Il était fort délicat. Si une sauce était tournée les pauvres cuisiniers en voyaient de rudes. Un jour le ragout sentait le brûlé. Il arrive comme un furibond à la cuisine et lance quatre cuisiniers dans le feu et s’armant d’une longue broche, il embroche quatre douzaines de marmitons[2]. Ce fut un sauve-qui-peut général. La mère de Gargantua lui en fait le plus vif reproche. Gargantua aimait sa mère. Il eut honte même de ce qu’il venait de faire et se mit à fondre en larmes. Ça allait être bien autre chose : les cuisiniers faillirent être tous noyés sous ce déluge de pleurs et en se sauvèrent qu’à grand’ peine.
Gargantua, son château, ouvriers du Perche et de Beauce
A compter ce jour, Gargantua devint raisonnable et réfléchi. Lorsqu’il eut vingt ans, il voulut se faire construire un château. Il fit mander des ouvriers. Il en vint de Beauce, il en vint du Perche, il en vint de tous les pays du monde. Ils amenaient avec eux dix mille chevaux attelés de charrettes et ils se mirent aussitôt à l’œuvre. Partout régnait une activité fébrile. Mais Gargantua qui trouvait que la besogne n’avançait pas voulut y mettre la main. Il s’était fait faire un énorme marteau qui pesait huit cents livres, des tenailles de cent pieds de long et une truelle sous laquelle cinquante hommes pouvaient se mettre à l’abri de la pluie. Son château fut construit en six mois. Il était si haut, si haut que jamais les gens du pays n’ont pu connaître sa hauteur. La toiture atteignait aux nuages. Tous les géants des alentours accourraient voir cette merveille.

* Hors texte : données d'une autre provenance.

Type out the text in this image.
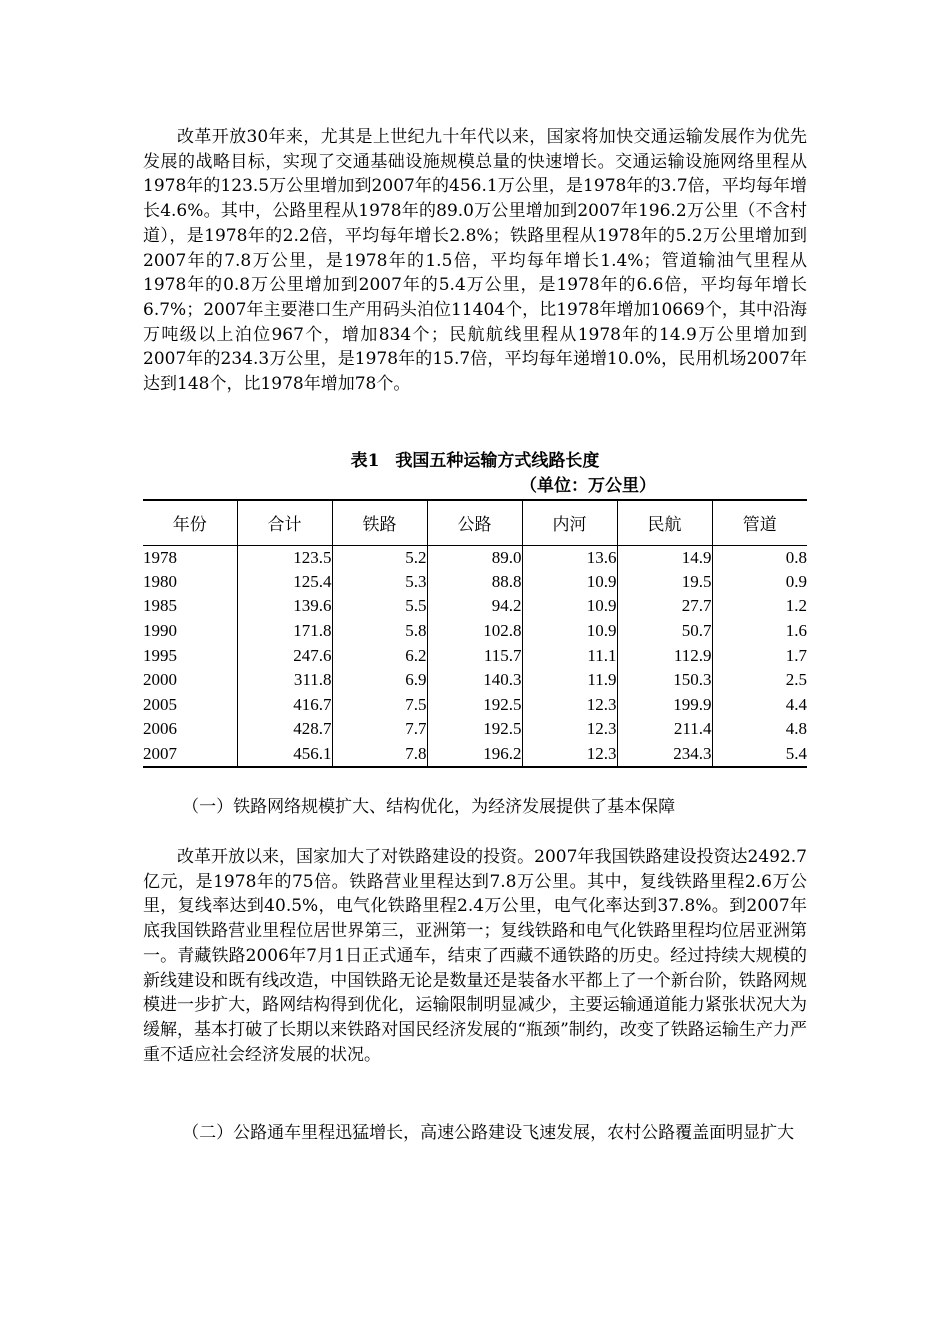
改革开放30年来，尤其是上世纪九十年代以来，国家将加快交通运输发展作为优先发展的战略目标，实现了交通基础设施规模总量的快速增长。交通运输设施网络里程从1978年的123.5万公里增加到2007年的456.1万公里，是1978年的3.7倍，平均每年增长4.6%。其中，公路里程从1978年的89.0万公里增加到2007年196.2万公里（不含村道），是1978年的2.2倍，平均每年增长2.8%；铁路里程从1978年的5.2万公里增加到2007年的7.8万公里，是1978年的1.5倍，平均每年增长1.4%；管道输油气里程从1978年的0.8万公里增加到2007年的5.4万公里，是1978年的6.6倍，平均每年增长6.7%；2007年主要港口生产用码头泊位11404个，比1978年增加10669个，其中沿海万吨级以上泊位967个，增加834个；民航航线里程从1978年的14.9万公里增加到2007年的234.3万公里，是1978年的15.7倍，平均每年递增10.0%，民用机场2007年达到148个，比1978年增加78个。

表1 我国五种运输方式线路长度
（单位：万公里）
年份	合计	铁路	公路	内河	民航	管道
1978	123.5	5.2	89.0	13.6	14.9	0.8
1980	125.4	5.3	88.8	10.9	19.5	0.9
1985	139.6	5.5	94.2	10.9	27.7	1.2
1990	171.8	5.8	102.8	10.9	50.7	1.6
1995	247.6	6.2	115.7	11.1	112.9	1.7
2000	311.8	6.9	140.3	11.9	150.3	2.5
2005	416.7	7.5	192.5	12.3	199.9	4.4
2006	428.7	7.7	192.5	12.3	211.4	4.8
2007	456.1	7.8	196.2	12.3	234.3	5.4

（一）铁路网络规模扩大、结构优化，为经济发展提供了基本保障

改革开放以来，国家加大了对铁路建设的投资。2007年我国铁路建设投资达2492.7亿元，是1978年的75倍。铁路营业里程达到7.8万公里。其中，复线铁路里程2.6万公里，复线率达到40.5%，电气化铁路里程2.4万公里，电气化率达到37.8%。到2007年底我国铁路营业里程位居世界第三，亚洲第一；复线铁路和电气化铁路里程均位居亚洲第一。青藏铁路2006年7月1日正式通车，结束了西藏不通铁路的历史。经过持续大规模的新线建设和既有线改造，中国铁路无论是数量还是装备水平都上了一个新台阶，铁路网规模进一步扩大，路网结构得到优化，运输限制明显减少，主要运输通道能力紧张状况大为缓解，基本打破了长期以来铁路对国民经济发展的“瓶颈”制约，改变了铁路运输生产力严重不适应社会经济发展的状况。

（二）公路通车里程迅猛增长，高速公路建设飞速发展，农村公路覆盖面明显扩大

Cuisine pour appétit gargantuesque
Gargantua n’avait surtout point oublié d’aménager sa cuisine. Elle était aussi grande et aussi spacieuse que le dedans d’une cathédrale. Quinze mille marmitons et autant de cuisiniers s’y agitaient comme des fourmis. Il s’en échappait une suave odeur de rôti et de ragoûts délicieux que l’on sentait à plus de deux lieues à la ronde. Par malheur, une si bonne cuisine devint funeste à Gargantua. Il mangeait de si bon appétit qu’il ne tarda pas à engraisser, tant et si bien qu’il ne pouvait plus remuer bras et jambes. Il demeurait tout le jour couché et comme il n’avait même plus la force de manger, on lui entonnait toute cette victuaille par un entonnoir.
Morale de l’histoire : Gargantua puni…
Bientôt le pays ne put plus lui fournir sa pitance habituelle. Il n’y avait plus de bétail dans les étables ; les énormes troupeaux de bœufs et de moutons de jadis n’étaient plus que de minuscules troupets. Gargantua maigrissait, mais son appétit avait peine à se soumettre à ce jeûne forcé. Il mit à la broche tous ses serviteurs et les dévora jusqu’au dernier. Et lorsqu’il n’eut plus rien à se mettre sous la dent et personne pour le servir, il mourut de faim et ce fut bien fait. »
L’histoire de Gargantua, ici rapportée, est une adaptation très libre du roman de Rabelais écrit en 1534. Du géant, elle a essentiellement retenu son insatiable appétit. L’épisode de sa mort qui suit la ruine du pays a été inventé[3]. Car Rabelais avait laissé Gargantua bien en vie et bien en chair après sa victoire contre Picrochole[4]. La mort de Gargantua telle qu’elle est rapportée par Clara Filleul-Pétigny et la morale qui en découle puise peut-être ses éléments dans les souvenirs des excès commis par les puissants envers les populations. Les vilains seigneurs doivent être punis.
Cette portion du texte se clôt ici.